My salary is not going to increase unless I move jobs - atm need to stay where I am to manage after school care etc. His salary is increasing so we are getting much nearer to parity on salaries.

House in a very expensive area. Interest only mortgage. Significant equity in the property (3/4 equity). I currently pay mortgage and bills etc, he makes a contribution to kids.

I couldn’t afford to buy him out, even though I can afford to run the house. I’m going to struggle to get somewhere with a bedroom for each of the kids in the area. Am really loathe to move out of area though due to kids stability ( eldest has severe anxiety), in particular school where just getting in place adjustments for my eldest. Also because I have worked hard to build a bit of a network of support here myself. May need to consider move once we get nearer to secondary.

What I’m struggling with is whether to go for getting ex to agree to me staying in the house for 3 years, then move with an eye on secondary or to just go for a sale now. 3 years would hopefully give my eldest time to adapt, get help and settle down ( he is starting to improve). Would have to agree to let ex still come to the house during the week for bedtime though - which I’d prefer not but could live with.

Or am I better just biting the bullet and selling now - and hoping I can get somewhere in this area even if it is really small? Is the 3 years really me just putting off the inevitable substantial change in my lifestyle?

I’m 43 so also worrying about getting a mortgage etc the longer I leave it.
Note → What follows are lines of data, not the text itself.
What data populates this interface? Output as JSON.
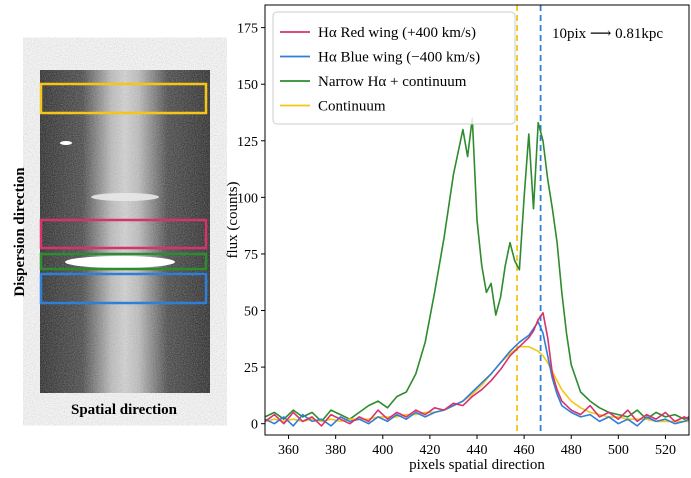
{
  "spectrum_image": {
    "ylabel": "Dispersion direction",
    "xlabel": "Spatial direction",
    "regions": [
      {
        "name": "continuum",
        "color": "#f5c518"
      },
      {
        "name": "red-wing",
        "color": "#d6336c"
      },
      {
        "name": "narrow",
        "color": "#2e8b2e"
      },
      {
        "name": "blue-wing",
        "color": "#2f7fd8"
      }
    ]
  },
  "chart_data": {
    "type": "line",
    "xlabel": "pixels spatial direction",
    "ylabel": "flux (counts)",
    "xlim": [
      350,
      530
    ],
    "ylim": [
      -5,
      185
    ],
    "xticks": [
      360,
      380,
      400,
      420,
      440,
      460,
      480,
      500,
      520
    ],
    "yticks": [
      0,
      25,
      50,
      75,
      100,
      125,
      150,
      175
    ],
    "legend_position": "top-left",
    "annotation": "10pix ⟶ 0.81kpc",
    "vlines": [
      {
        "x": 457,
        "color": "#f5c518",
        "style": "dashed"
      },
      {
        "x": 467,
        "color": "#2f7fd8",
        "style": "dashed"
      }
    ],
    "series": [
      {
        "name": "Hα Red wing (+400 km/s)",
        "color": "#d6336c",
        "x": [
          350,
          354,
          358,
          362,
          366,
          370,
          374,
          378,
          382,
          386,
          390,
          394,
          398,
          402,
          406,
          410,
          414,
          418,
          422,
          426,
          430,
          434,
          438,
          442,
          446,
          450,
          454,
          458,
          462,
          464,
          466,
          468,
          470,
          472,
          474,
          476,
          480,
          484,
          488,
          492,
          496,
          500,
          504,
          508,
          512,
          516,
          520,
          524,
          528,
          530
        ],
        "y": [
          1,
          4,
          0,
          5,
          1,
          3,
          -1,
          4,
          2,
          0,
          3,
          1,
          6,
          2,
          5,
          3,
          6,
          4,
          7,
          6,
          9,
          8,
          12,
          15,
          19,
          24,
          30,
          34,
          38,
          41,
          46,
          49,
          38,
          22,
          15,
          10,
          6,
          4,
          8,
          3,
          5,
          2,
          6,
          1,
          4,
          2,
          5,
          1,
          3,
          2
        ]
      },
      {
        "name": "Hα Blue wing (−400 km/s)",
        "color": "#2f7fd8",
        "x": [
          350,
          354,
          358,
          362,
          366,
          370,
          374,
          378,
          382,
          386,
          390,
          394,
          398,
          402,
          406,
          410,
          414,
          418,
          422,
          426,
          430,
          434,
          438,
          442,
          446,
          450,
          454,
          458,
          462,
          464,
          466,
          468,
          470,
          472,
          474,
          476,
          480,
          484,
          488,
          492,
          496,
          500,
          504,
          508,
          512,
          516,
          520,
          524,
          528,
          530
        ],
        "y": [
          2,
          0,
          3,
          -1,
          4,
          1,
          2,
          -1,
          3,
          1,
          2,
          0,
          3,
          1,
          4,
          2,
          5,
          3,
          5,
          6,
          8,
          10,
          14,
          18,
          22,
          27,
          32,
          36,
          39,
          42,
          45,
          40,
          30,
          20,
          13,
          8,
          5,
          3,
          4,
          1,
          3,
          0,
          2,
          -1,
          3,
          1,
          2,
          0,
          1,
          2
        ]
      },
      {
        "name": "Narrow Hα + continuum",
        "color": "#2e8b2e",
        "x": [
          350,
          354,
          358,
          362,
          366,
          370,
          374,
          378,
          382,
          386,
          390,
          394,
          398,
          402,
          406,
          410,
          414,
          418,
          422,
          426,
          430,
          434,
          436,
          438,
          440,
          442,
          444,
          446,
          448,
          450,
          452,
          454,
          456,
          458,
          460,
          462,
          464,
          466,
          468,
          470,
          472,
          474,
          476,
          478,
          480,
          484,
          488,
          492,
          496,
          500,
          504,
          508,
          512,
          516,
          520,
          524,
          528,
          530
        ],
        "y": [
          3,
          5,
          2,
          6,
          3,
          5,
          1,
          6,
          4,
          2,
          5,
          8,
          10,
          7,
          12,
          14,
          22,
          36,
          58,
          82,
          110,
          130,
          118,
          135,
          90,
          70,
          58,
          62,
          48,
          56,
          70,
          80,
          72,
          68,
          100,
          128,
          95,
          133,
          125,
          108,
          95,
          80,
          58,
          40,
          26,
          14,
          10,
          7,
          5,
          4,
          3,
          6,
          2,
          5,
          3,
          4,
          2,
          3
        ]
      },
      {
        "name": "Continuum",
        "color": "#f5c518",
        "x": [
          350,
          354,
          358,
          362,
          366,
          370,
          374,
          378,
          382,
          386,
          390,
          394,
          398,
          402,
          406,
          410,
          414,
          418,
          422,
          426,
          430,
          434,
          438,
          442,
          446,
          450,
          454,
          458,
          462,
          464,
          466,
          468,
          470,
          472,
          474,
          476,
          480,
          484,
          488,
          492,
          496,
          500,
          504,
          508,
          512,
          516,
          520,
          524,
          528,
          530
        ],
        "y": [
          1,
          2,
          1,
          2,
          1,
          2,
          1,
          2,
          1,
          2,
          2,
          2,
          3,
          3,
          3,
          4,
          4,
          5,
          5,
          6,
          8,
          10,
          13,
          17,
          22,
          27,
          31,
          34,
          34,
          33,
          32,
          30,
          27,
          23,
          19,
          15,
          10,
          7,
          5,
          4,
          3,
          3,
          2,
          2,
          2,
          1,
          1,
          1,
          1,
          1
        ]
      }
    ]
  }
}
As an aside ex will not move the process forward at all so I will have to push this ( even though he has his new partner). He just says he is happy for things to stay like this indefinitely. I’m really struggling with sorting everything out for my eldest plus working full time and the kids - so pushing the divorce is another big thing to add to the load ( although necessary!).

Sorry so long - I have no family support so finding it difficult to work our what to do for the best.

OP posts:
Palaver1 · 29/05/2019 14:45

You don’t have to share pensions 50 50 .
Wish you could start again as house is interest only.
Change is always good for all children as well as those with additional needs don’t worry about that
There has too be a fairer way of sharing childcare his having a laugh.